To further isolate Assad’s government, the European Union will impose sanctions on seven Syrian cabinet ministers next week. It will also slap new curbs on the Syrian central bank, prohibit trade in precious metals with state institutions and ban cargo flights from Syria, a senior EU diplomat said.
The bloody siege of parts of Homs has aroused widespread international indignation, but the world has so far proved powerless to alleviate the predicament of civilians there.
Footage shot by activists in Homs showed blasted buildings, empty streets and doctors treating casualties in makeshift clinics in Baba Amro after nearly three weeks of bombardment.
Several hundred people have been killed in Homs by troops using artillery, tanks, rockets and sniper fire.
Residents fear Assad will subject the city to the same fate his late father Hafez inflicted on Hama, where many thousands were killed in the crushing of an armed Islamist revolt in 1982.
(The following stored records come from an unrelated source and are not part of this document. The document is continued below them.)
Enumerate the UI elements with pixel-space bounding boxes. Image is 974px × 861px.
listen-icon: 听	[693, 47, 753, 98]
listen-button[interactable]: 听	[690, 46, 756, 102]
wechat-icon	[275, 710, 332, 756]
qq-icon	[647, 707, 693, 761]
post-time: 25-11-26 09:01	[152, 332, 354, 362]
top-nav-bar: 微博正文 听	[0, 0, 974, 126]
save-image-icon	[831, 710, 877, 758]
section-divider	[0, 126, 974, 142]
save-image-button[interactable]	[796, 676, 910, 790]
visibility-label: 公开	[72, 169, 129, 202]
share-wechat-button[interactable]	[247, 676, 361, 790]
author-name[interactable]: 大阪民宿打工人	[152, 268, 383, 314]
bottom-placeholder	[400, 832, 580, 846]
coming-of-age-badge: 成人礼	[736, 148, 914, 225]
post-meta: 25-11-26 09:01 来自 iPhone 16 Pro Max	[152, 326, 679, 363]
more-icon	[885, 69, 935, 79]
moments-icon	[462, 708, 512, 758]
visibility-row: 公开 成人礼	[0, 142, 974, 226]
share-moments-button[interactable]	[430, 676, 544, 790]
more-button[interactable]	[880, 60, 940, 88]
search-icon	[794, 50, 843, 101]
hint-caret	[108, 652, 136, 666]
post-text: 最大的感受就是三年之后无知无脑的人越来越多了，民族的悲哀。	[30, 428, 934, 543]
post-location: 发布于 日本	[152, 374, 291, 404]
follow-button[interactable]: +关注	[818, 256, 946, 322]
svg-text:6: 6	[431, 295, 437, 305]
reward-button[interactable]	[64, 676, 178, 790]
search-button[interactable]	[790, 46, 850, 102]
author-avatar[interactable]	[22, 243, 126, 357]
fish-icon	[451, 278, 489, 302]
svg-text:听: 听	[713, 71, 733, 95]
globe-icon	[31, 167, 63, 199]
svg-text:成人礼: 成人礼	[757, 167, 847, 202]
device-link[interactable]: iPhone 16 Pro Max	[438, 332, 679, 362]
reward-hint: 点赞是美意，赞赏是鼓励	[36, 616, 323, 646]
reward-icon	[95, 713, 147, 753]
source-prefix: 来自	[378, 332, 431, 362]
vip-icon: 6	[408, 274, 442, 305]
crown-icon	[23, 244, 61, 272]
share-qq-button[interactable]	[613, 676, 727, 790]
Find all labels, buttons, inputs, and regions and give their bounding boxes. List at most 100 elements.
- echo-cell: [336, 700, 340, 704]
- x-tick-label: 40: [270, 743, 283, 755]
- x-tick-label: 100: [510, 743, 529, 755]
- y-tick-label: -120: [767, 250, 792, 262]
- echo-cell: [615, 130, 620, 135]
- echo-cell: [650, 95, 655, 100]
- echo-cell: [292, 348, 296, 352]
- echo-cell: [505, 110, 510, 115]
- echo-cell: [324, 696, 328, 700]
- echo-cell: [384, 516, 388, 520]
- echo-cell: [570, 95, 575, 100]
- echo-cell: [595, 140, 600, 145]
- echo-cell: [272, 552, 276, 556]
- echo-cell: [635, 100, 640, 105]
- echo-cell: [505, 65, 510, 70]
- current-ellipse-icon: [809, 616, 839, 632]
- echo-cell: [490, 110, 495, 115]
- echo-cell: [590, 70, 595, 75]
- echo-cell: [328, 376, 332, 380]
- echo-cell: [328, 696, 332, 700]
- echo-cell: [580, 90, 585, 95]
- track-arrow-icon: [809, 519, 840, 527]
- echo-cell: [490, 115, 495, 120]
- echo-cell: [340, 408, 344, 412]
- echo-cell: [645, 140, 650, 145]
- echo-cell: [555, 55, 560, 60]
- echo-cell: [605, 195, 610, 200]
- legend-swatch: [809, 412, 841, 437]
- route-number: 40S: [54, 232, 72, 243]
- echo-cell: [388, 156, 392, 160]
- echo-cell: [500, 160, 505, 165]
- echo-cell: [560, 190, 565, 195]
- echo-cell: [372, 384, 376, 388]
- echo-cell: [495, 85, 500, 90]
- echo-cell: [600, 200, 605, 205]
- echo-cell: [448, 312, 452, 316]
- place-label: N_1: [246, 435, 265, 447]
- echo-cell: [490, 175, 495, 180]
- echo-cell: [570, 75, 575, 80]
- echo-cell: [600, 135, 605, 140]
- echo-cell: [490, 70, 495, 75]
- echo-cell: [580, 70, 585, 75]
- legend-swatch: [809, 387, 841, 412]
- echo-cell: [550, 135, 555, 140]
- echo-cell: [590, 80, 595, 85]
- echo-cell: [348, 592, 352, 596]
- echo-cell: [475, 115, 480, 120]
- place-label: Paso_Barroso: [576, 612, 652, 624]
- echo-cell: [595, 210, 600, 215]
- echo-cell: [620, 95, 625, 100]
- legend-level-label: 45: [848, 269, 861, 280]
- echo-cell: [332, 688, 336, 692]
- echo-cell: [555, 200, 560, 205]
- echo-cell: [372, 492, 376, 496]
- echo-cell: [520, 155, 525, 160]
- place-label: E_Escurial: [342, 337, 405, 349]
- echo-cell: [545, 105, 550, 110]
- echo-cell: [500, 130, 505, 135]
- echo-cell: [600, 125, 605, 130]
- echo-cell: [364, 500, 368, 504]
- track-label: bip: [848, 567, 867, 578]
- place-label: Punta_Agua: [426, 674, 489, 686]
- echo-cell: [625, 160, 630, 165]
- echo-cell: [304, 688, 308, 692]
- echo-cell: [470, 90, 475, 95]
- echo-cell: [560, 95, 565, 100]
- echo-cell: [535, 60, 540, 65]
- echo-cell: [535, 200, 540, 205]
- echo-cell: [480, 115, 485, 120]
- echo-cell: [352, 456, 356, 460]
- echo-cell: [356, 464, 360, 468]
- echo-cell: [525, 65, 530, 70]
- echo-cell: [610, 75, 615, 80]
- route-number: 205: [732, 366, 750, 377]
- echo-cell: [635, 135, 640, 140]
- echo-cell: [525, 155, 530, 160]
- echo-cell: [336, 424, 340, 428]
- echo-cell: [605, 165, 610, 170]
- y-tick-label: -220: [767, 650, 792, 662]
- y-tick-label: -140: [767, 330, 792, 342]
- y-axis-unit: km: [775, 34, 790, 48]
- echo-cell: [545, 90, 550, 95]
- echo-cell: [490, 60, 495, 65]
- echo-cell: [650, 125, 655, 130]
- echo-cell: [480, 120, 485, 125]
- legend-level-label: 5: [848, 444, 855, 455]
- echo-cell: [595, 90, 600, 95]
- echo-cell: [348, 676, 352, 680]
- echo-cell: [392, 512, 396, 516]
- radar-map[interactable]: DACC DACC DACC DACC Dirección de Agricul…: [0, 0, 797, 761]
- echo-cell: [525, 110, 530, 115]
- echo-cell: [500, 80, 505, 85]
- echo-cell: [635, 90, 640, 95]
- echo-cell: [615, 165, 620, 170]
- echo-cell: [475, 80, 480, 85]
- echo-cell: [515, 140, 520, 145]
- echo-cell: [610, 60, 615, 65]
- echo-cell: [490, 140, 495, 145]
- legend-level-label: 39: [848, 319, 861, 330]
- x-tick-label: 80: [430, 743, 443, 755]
The state news agency SANA said three members of the security forces were killed and seven wounded by a bomb planted by “armed terrorists” near the city of Idlib. It also reported the funerals of 16 security force members killed by rebels.
Assad has called a referendum on a new constitution on Sunday, to be followed by a multi-party parliamentary election, which he says is a response to calls for reform. The plan is supported by his allies Russia and China, but Western powers have dismissed it and the Syrian opposition has called for a boycott.
The United States, which so far has been against military intervention in Syria, has hinted that if a political solution were impossible, it might have to consider other options.
In a debate on Wednesday, Republican presidential candidates Mitt Romney and Newt Gingrich advocated arming Syrian rebels.
“If we can turn Syria and Lebanon away from Iran, we finally have the capacity to get Iran to pull back” from its nuclear program, Romney said.
“This is an administration which, as long as you’re America’s enemy, you’re safe,” Gingrich said of the Obama White House. “The only people you’ve got to worry about is if you’re an American ally.”